On the other hand, the fact that multinationals locating their European HQs here can avail of the IP holding company device adds hugely to Ireland’s overall attraction. The structure is essentially a response to the nature of the US Subpart F rules. The key to ending the practice, therefore, would appear to reside in Washington.
Meanwhile, unfairly perhaps, the structure is the focus of increasing international media comment and political controversy, leading to claims such as those made this week in the US Senate that Ireland is a tax haven. The correctness or otherwise of that view is not relevant to the fact that the reputational damage has given ammunition to those who oppose Ireland’s 12.5 per cent corporation tax rate.
The revelations about Apple this week add significantly to the pressures being created for the Irish model, even though the case of Apple is sui generis .
The extraordinary fact is that Cork-registered Apple Sales International (ASI) is the major Apple subsidiary globally outside the Americas. It buys Apple's products from a contracted manufacturer in China and sells them on to Apple distributor companies worldwide, seem- ingly without much of this product ever coming to Europe, let alone Cork. So when an Apple tablet leaves the Chinese manufacturing plant and goes to Singapore, where it is sold, the profits end up in Cork.
Tax purposes
But ASI pays no tax here because it is not managed or controlled from here. In other words, despite the tens of billions of euro in annual sales, it makes no contribution to the Irish exchequer. Two other Cork-based Apple companies – Apple Operations Europe and Apple Operations International – are used to hold the Apple IP rights, and hold onto the cash (held in US bank accounts) generated by way of the Cork-based operation.
All three of these companies are unlimited and so do not publish accounts (This tends to be the case with IP holding companies). The three companies switched from limited to unlimited status in 2007, in the run- up to their taking on the key role in Apple’s global affairs they now hold. The three are managed and controlled from the US but, because they are not US-registered, they do not feature for tax purposes there under US law. For tax purposes, they don’t exist anywhere.
The Apple arrangement is an exploitation of the difference between Irish and US tax law and of the current nature of the Subpart F rules. Claims by Apple that it conducted a deal with the Irish government back in the 1980s have been strongly disputed by the Government and the Revenue Commissioners. Certainly, in the 1980s the companies did not perform the functions they do now.
However, Apple’s claims, and the nature of the structures it has put in place, add to the reputational damage to Ireland at a time when the issue of how to prevent multinationals frustrating the efforts of governments to submit them to taxation looks set to remain a key issue on the international political agenda.

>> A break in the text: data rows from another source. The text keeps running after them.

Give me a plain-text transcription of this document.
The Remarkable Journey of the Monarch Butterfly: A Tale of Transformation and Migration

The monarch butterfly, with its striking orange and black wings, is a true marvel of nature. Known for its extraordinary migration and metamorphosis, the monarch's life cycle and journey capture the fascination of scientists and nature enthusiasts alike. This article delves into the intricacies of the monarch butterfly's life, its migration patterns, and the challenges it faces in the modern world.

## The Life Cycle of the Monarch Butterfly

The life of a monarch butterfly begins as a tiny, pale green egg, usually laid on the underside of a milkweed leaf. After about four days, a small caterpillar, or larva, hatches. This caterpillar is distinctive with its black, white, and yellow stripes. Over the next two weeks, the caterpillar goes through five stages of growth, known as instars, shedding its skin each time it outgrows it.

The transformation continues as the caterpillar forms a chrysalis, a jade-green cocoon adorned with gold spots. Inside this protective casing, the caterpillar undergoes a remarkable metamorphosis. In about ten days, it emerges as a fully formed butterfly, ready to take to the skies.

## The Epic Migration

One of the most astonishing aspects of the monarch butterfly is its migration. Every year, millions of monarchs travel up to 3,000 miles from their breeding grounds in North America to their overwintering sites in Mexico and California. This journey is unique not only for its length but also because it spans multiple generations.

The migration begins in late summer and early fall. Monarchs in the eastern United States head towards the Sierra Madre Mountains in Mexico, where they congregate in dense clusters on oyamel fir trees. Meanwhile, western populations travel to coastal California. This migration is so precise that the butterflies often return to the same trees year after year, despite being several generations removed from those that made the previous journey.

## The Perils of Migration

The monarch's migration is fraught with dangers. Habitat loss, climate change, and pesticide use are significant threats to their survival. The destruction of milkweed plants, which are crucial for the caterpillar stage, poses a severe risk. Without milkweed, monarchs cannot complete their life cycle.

Observers believe the endgame will involve changes in US law, and in particular to the subpart F rules, to capture more of the profits of US multinationals, whether repatriated or not. A reduction in the headline US corporation tax rate may accompany any such change.
The challenge for Ireland is to protect its 12.5 per cent corporation tax rate during a time of great pressure and flux. A key part of that challenge is to maintain Ireland’s attractiveness for FDI, while resisting developments that allow companies to use Ireland in ways that provide ammunition to those who oppose its relatively low headline corporation tax rate.